Tribunnews.com, Jakarta – Senator di West -Papua, Dr. Philip Wamafma, ditunda Jumat (12/7/2024) Pertemuan pleno DPD RI.
Dalam sebuah pernyataan kepada staf media, Philip adalah orang pertama yang menangguhkan ketua DPD RI Lanyala Mahmud Mataliti karena melanggar aturan dan peraturan 2024-2029.
Seperti yang Anda ketahui, pertemuan pleno DPD RI ditandai oleh kekerasan karena para senator tidak menyetujui persetujuan aturan DPD RI untuk 2024-2029.
Suasana dipanaskan oleh hujan yang terganggu oleh anggota peserta persidangan ketika DPD RI Laniyala Mahmud Mataliti membaca rancangan kode perilaku.
Rancangan peraturan adalah hasil dari kelompok kerja (TIMJA), yang beberapa waktu lalu menyarankan perubahan pada aturan.
Gangguan, yang menyebabkan protes mendekati tabel pemimpin DPD RI, dipicu oleh beberapa gangguan dari peserta eksperimental yang tidak dijawab oleh Laniala.

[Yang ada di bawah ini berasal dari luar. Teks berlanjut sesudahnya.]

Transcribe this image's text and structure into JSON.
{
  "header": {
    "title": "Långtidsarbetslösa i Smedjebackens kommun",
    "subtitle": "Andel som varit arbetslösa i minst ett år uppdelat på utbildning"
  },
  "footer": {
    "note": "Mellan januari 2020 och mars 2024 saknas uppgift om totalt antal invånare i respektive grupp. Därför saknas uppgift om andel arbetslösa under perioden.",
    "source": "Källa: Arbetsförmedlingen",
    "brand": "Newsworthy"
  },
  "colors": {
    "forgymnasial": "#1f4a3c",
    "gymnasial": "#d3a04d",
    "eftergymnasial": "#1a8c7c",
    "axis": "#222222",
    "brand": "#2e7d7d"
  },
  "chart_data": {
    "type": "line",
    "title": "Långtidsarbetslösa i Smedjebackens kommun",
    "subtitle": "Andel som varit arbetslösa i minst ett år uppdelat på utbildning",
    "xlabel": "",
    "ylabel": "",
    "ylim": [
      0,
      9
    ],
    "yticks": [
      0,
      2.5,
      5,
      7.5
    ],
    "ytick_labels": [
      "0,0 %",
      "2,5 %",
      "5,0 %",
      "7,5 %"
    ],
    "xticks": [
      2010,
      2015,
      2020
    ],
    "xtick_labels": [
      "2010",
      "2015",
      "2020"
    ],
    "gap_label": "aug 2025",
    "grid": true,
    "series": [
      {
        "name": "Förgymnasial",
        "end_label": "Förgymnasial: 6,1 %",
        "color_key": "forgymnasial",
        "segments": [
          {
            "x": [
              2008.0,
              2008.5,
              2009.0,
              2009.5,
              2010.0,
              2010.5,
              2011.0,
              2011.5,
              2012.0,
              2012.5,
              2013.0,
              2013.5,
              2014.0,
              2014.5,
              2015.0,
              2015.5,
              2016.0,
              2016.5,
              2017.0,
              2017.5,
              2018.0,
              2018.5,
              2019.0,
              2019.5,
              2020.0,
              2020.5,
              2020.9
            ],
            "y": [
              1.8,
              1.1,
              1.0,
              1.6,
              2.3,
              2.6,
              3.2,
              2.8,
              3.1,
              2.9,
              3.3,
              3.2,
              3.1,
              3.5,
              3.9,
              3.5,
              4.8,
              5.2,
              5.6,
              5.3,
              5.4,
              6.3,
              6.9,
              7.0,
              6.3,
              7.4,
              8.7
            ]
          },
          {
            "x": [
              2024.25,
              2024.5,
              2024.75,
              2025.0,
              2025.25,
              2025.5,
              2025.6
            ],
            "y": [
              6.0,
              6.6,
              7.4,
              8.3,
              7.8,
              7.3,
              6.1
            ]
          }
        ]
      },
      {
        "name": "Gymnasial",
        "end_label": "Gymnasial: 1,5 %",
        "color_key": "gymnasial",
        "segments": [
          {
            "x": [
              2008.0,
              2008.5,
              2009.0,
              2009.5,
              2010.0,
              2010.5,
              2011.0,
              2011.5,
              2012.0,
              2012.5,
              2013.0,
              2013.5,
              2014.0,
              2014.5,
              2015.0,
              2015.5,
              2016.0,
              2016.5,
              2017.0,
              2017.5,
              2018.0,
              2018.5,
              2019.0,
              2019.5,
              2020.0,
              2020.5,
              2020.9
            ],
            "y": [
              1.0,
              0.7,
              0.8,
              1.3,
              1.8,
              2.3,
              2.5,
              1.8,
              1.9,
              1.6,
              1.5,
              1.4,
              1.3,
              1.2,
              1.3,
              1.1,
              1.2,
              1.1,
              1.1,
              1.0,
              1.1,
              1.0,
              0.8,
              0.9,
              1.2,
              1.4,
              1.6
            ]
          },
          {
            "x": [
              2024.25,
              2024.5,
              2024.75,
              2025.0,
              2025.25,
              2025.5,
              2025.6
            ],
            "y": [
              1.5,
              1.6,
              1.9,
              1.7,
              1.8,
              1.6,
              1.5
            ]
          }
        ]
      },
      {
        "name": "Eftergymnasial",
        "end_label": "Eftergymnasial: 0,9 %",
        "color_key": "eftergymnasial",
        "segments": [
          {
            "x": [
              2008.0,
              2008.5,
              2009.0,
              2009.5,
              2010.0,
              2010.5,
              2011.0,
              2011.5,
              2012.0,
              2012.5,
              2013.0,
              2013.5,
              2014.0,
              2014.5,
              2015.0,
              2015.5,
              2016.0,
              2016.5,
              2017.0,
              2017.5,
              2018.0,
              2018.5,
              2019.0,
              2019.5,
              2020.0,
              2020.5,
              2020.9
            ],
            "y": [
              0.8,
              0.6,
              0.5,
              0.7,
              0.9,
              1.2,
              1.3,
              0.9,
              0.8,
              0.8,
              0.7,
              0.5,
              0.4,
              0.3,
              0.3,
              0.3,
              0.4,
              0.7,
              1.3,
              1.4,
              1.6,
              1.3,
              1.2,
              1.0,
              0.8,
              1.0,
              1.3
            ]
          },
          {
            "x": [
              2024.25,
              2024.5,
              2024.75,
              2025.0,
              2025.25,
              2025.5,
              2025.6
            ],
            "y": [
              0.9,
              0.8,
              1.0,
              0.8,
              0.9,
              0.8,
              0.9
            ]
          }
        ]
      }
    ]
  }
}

“Saya adalah orang pertama dalam pertemuan pleno kemarin. Karena saya akan meninjau sikap manajemen DPD RI, yang diduga melanggar hukum dan peraturan. “Ini dipicu oleh sejumlah pertanyaan yang kemudian menjadi dasar untuk membuat perubahan terbatas pada kode etik untuk DPD RI, jadi komite khusus (komite khusus) didirikan oleh pertemuan pleno,” katanya pada hari Sabtu (13) 7/2024).

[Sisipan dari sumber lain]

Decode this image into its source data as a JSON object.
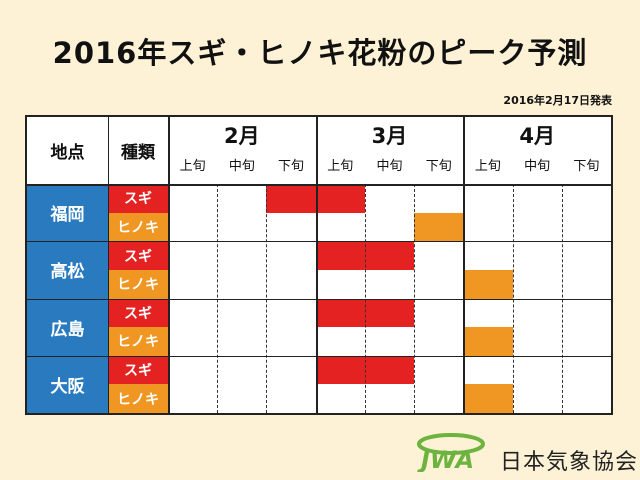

Dia kemudian menjelaskan bahwa setiap perubahan atau aturan dalam aturan DPD RI mengharuskan komite khusus untuk dibentuk.
Philippe, anggota Prosedur Manajemen Khusus DPD RI, menjelaskan bahwa setiap diskusi dan metode kerja internal harus sesuai dengan pedoman, termasuk perjanjian dengan komite persiapan untuk DPD RI untuk mengkonfirmasi aturan DPD RI. Tidak boleh bertentangan dengan ketentuan hukum.
“Lalu itu diselesaikan oleh Komite Khusus, dan kemudian sebuah laporan harus dibuat untuk pertemuan pleno, tetapi para pemimpin DPD berpendapat bahwa masih ada hal -hal yang masih hilang dari hasil komite khusus., Dan yang Manajemen mendirikan kelompok kerja (TIMJA) dan poin ini salah dan kritik saya saya ajukan “jika manajemen membentuk komite khusus pada tahun 2022, harus memesan no. 1 tidak dikendalikan atau diizinkan.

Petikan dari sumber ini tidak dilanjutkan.